Chief-Executive of the General Directorate for National Security (DGSN)
- In office September 2006 – January 2012
- Succeeded by: Bouchaib Rmail

Governor of Laayoune Province and Wali of the Region of Boujdor-Sakia-el-Hamra
- In office June 2005 – September 2006

Governor of Tetuan
- In office early 2005 – June 2005

Governor of Al Haouz province
- In office 1998–1999

Personal details
- Born: 1955 (age 70–71) Fkih Ben Saleh, Morocco
- Party: Independent
- Occupation: civil servant, politician

= Charki Draiss =

Moroccan civil servant and politician

Charki Draiss (الشرقي الضريس; born 1955 in Fkih Ben Saleh) is a Moroccan civil servant and politician.
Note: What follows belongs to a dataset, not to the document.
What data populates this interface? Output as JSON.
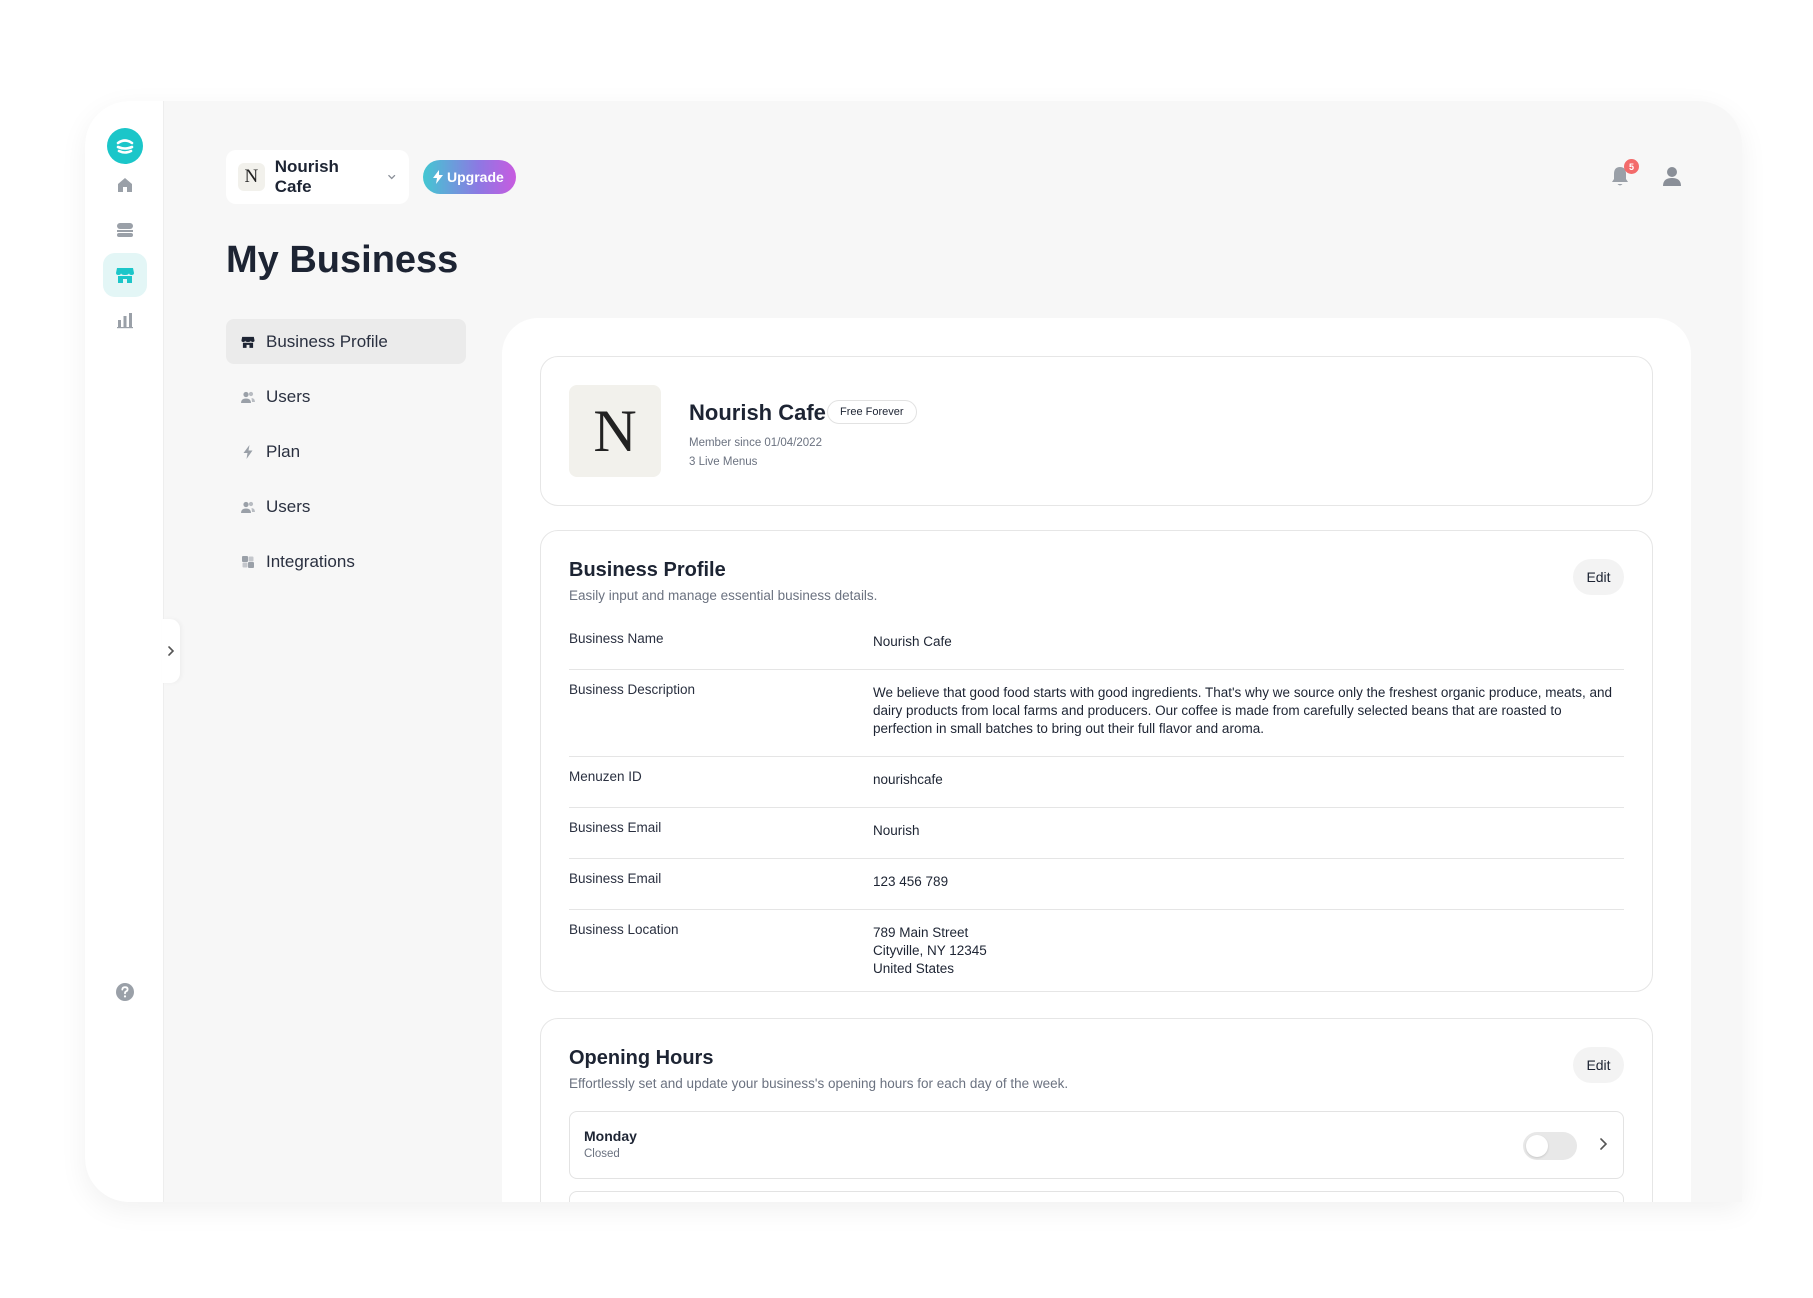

Since 3 January 2012, he holds the position of Minister-Delegate for the Interior in the cabinet of Abdelilah Benkirane.

== Career ==
Charki Draiss is a career civil servant and worked at the Ministry of Interior since he graduated with a degree in political science in 1977. He was Caid, Provincial then Regional Governor and was nominated in 2006 as the head the "DGSN" (Direction Générale de la Sécurité Intérieure; General Directorate of National Security), Morocco's chief body for internal security.